Anyway, back to breakfast. I like to order the breakfast of two crepes with sugar, fresh orange juice, a cappuccino and homemade yogurt. I will admit I was a bit surprised to find that the crepes and other French pastries were so good! After I had a little history lesson it made a bit more sense as they were French occupied until about fifty years ago.
Johnny tended to get something more savory and traditionally Moroccan (it was what was recommended to us by some locals). It included a pot of mint tea, batbout which is a bit like an English muffin and khlia eggs. The khlia eggs a made with a naturally dried, seasoned beef or lamb that is cooked in olive oil, water and some sort of animal fat then the eggs are added and cooked on top. When finished they are eaten with the batbout. It has a really complex meaty flavor and is quite filling. He was just happy to finally find a place that served some sort of meat for breakfast!

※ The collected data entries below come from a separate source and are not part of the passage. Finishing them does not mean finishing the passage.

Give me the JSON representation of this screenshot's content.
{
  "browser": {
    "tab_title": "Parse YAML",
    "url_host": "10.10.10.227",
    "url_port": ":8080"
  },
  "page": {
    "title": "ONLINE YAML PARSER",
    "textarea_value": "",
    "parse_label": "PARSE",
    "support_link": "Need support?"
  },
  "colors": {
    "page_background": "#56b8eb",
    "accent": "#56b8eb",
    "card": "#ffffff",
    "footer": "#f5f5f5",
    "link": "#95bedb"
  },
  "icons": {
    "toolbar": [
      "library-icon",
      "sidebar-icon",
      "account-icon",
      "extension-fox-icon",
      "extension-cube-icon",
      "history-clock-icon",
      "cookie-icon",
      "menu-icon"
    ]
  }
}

After leaving Morocco I found that when making breakfast for myself I'll grab many of the same things - a piece of toast with jam, a yogurt, tea, a chocolate croissant and a piece of fruit. Then I realized that maybe Morocco has influenced my food choices more than I expected (I never would've considered having more than one type of bread before). Interesting how that works when we travel, taking little bits of different cultures home with us and making them a part of our daily lives.
Do you like to bring home new recipes and traditions when traveling or would you prefer to experience a culture in it's normal surroundings?